Il counseling aziendale si caratterizza per alcune peculiarità specifiche rispetto al counseling individuale extra-aziendale.
L’analisi della domanda non coinvolge solo il cliente (come nel counseling individuale), ma parte anche dai principali motivi che spingono l’organizzazione a voler introdurre un servizio di counseling nel particolare momento di vita aziendale (stato di crisi o di crescita?) e quali sono le attese rispetto ad esso. Occorre comprendere qual è la cultura organizzativa predominante, dove è concentrata la struttura di potere, le motivazioni e le aspettative sia verso il ruolo del counselor sia verso i benefici per il cliente. Soprattutto, occorre chiedersi quali sono i bisogni aziendali che il counseling può intercettare in modo integrato con i processi organizzativi già in essere, senza diventare un’appendice esterna. Infatti, se nel caso del counseling individuale il beneficiario coincide con il cliente finale, nel contesto aziendale il counselor si trova a lavorare ed interagire con differenti figure ma il committente resta comunque l’azienda che si aspetta un ritorno dall’iniziativa. Ne consegue che in quest’ultimo caso si crea una rete di relazioni almeno a 3 (counselor – dipendente – azienda) nella quale si inscrive l’intervento.
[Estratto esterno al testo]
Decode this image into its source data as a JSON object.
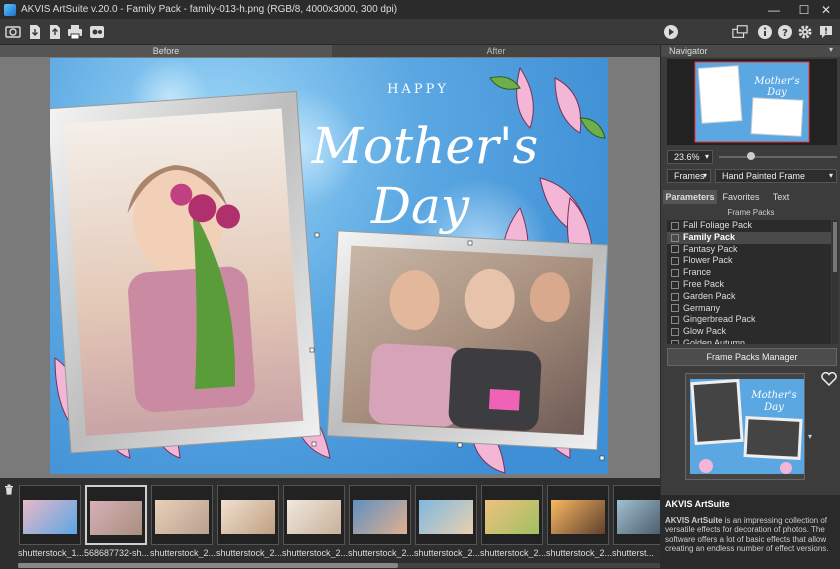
{
  "window": {
    "title": "AKVIS ArtSuite v.20.0 - Family Pack - family-013-h.png (RGB/8, 4000x3000, 300 dpi)",
    "controls": {
      "minimize": "—",
      "maximize": "☐",
      "close": "✕"
    }
  },
  "toolbar": {
    "left_icons": [
      "open-image-icon",
      "save-icon",
      "batch-icon",
      "print-icon",
      "share-icon"
    ],
    "right_icons": [
      "run-icon",
      "workspace-icon",
      "info-icon",
      "help-icon",
      "settings-icon",
      "news-icon"
    ]
  },
  "view_tabs": {
    "before": "Before",
    "after": "After"
  },
  "artwork": {
    "happy": "HAPPY",
    "mothers": "Mother's",
    "day": "Day",
    "colors": {
      "sky": "#5aa7e2",
      "frame": "#e8e8e8",
      "magnolia": "#f3b6d6"
    }
  },
  "filmstrip": {
    "delete_icon": "trash-icon",
    "items": [
      {
        "label": "shutterstock_1..."
      },
      {
        "label": "568687732-sh..."
      },
      {
        "label": "shutterstock_2..."
      },
      {
        "label": "shutterstock_2..."
      },
      {
        "label": "shutterstock_2..."
      },
      {
        "label": "shutterstock_2..."
      },
      {
        "label": "shutterstock_2..."
      },
      {
        "label": "shutterstock_2..."
      },
      {
        "label": "shutterstock_2..."
      },
      {
        "label": "shutterst..."
      }
    ]
  },
  "panel": {
    "navigator_title": "Navigator",
    "zoom": "23.6%",
    "frames_dropdown": "Frames",
    "frame_type_dropdown": "Hand Painted Frame",
    "tabs": [
      "Parameters",
      "Favorites",
      "Text"
    ],
    "frame_packs_label": "Frame Packs",
    "packs": [
      "Fall Foliage Pack",
      "Family Pack",
      "Fantasy Pack",
      "Flower Pack",
      "France",
      "Free Pack",
      "Garden Pack",
      "Germany",
      "Gingerbread Pack",
      "Glow Pack",
      "Golden Autumn"
    ],
    "selected_pack": "Family Pack",
    "manager_button": "Frame Packs Manager",
    "info_title": "AKVIS ArtSuite",
    "info_text_bold": "AKVIS ArtSuite",
    "info_text": " is an impressing collection of versatile effects for decoration of photos. The software offers a lot of basic effects that allow creating an endless number of effect versions."
  }
}
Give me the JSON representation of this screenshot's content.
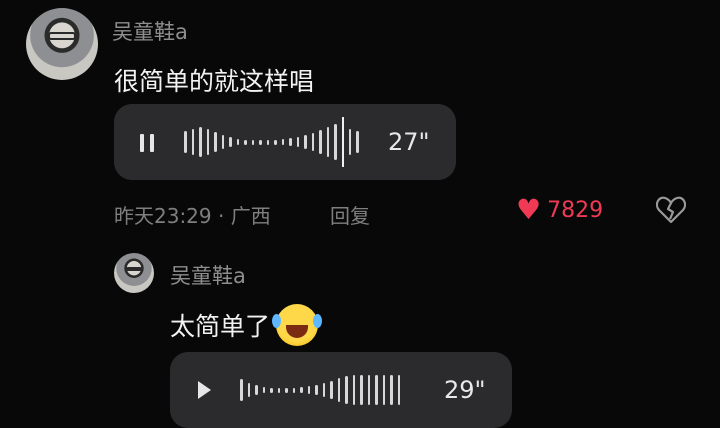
{
  "comment1": {
    "username": "吴童鞋a",
    "text": "很简单的就这样唱",
    "voice_duration": "27\"",
    "timestamp": "昨天23:29 · 广西",
    "reply_label": "回复",
    "likes": "7829"
  },
  "comment2": {
    "username": "吴童鞋a",
    "text": "太简单了",
    "voice_duration": "29\""
  },
  "colors": {
    "background": "#080808",
    "like_red": "#f03a55",
    "bubble": "#2b2b2d"
  }
}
Una netta differenza tra il counseling individuale e quello aziendale è legata alle modalità di ingaggio dei clienti/dipendenti.
Nel primo caso è il cliente che, riconoscendo una situazione di disagio, è motivato al cambiamento e richiede l’intervento di un professionista; nel secondo caso è l’azienda che offre il servizio ai propri lavoratori. Tra le due modalità è facile intuire che ci sia un diverso grado di motivazione da parte del cliente e il counselor deve essere efficace nel coinvolgere i partecipanti facendo loro percepire il valore che può avere quell’opportunità.
Inoltre, un tema sensibile da affrontare è quello della privacy del cliente. Occorre chiarire e garantire riservatezza rispetto ai contenuti che vengono affrontati nei colloqui e che non saranno riportati all’esterno, evitando “triangolazioni” poco etiche con la committenza aziendale che potrebbe richiedere delle informazioni sul dipendente rispetto a quanto emerge negli incontri.
Tenendo ben presente la dimensione etica e deontologica, dunque, il counselor deve trovare il giusto equilibrio tra un bisogno da parte del cliente e pressioni di controllo da parte dell’azienda. Egli dovrà mediare tra il significato che dà al proprio ruolo, la condivisione alla quale si espone il dipendente e l’idea di cambiamento che ha l’organizzazione quando decide di iniziare un intervento del genere.
Sarà opportuno evitare che la confidenzialità si trasformi in richiesta di aiuto del cliente dentro l’organizzazione, così come concordare con il dipendente obiettivi che vadano contro l’organizzazione o i principi del counseling aziendale.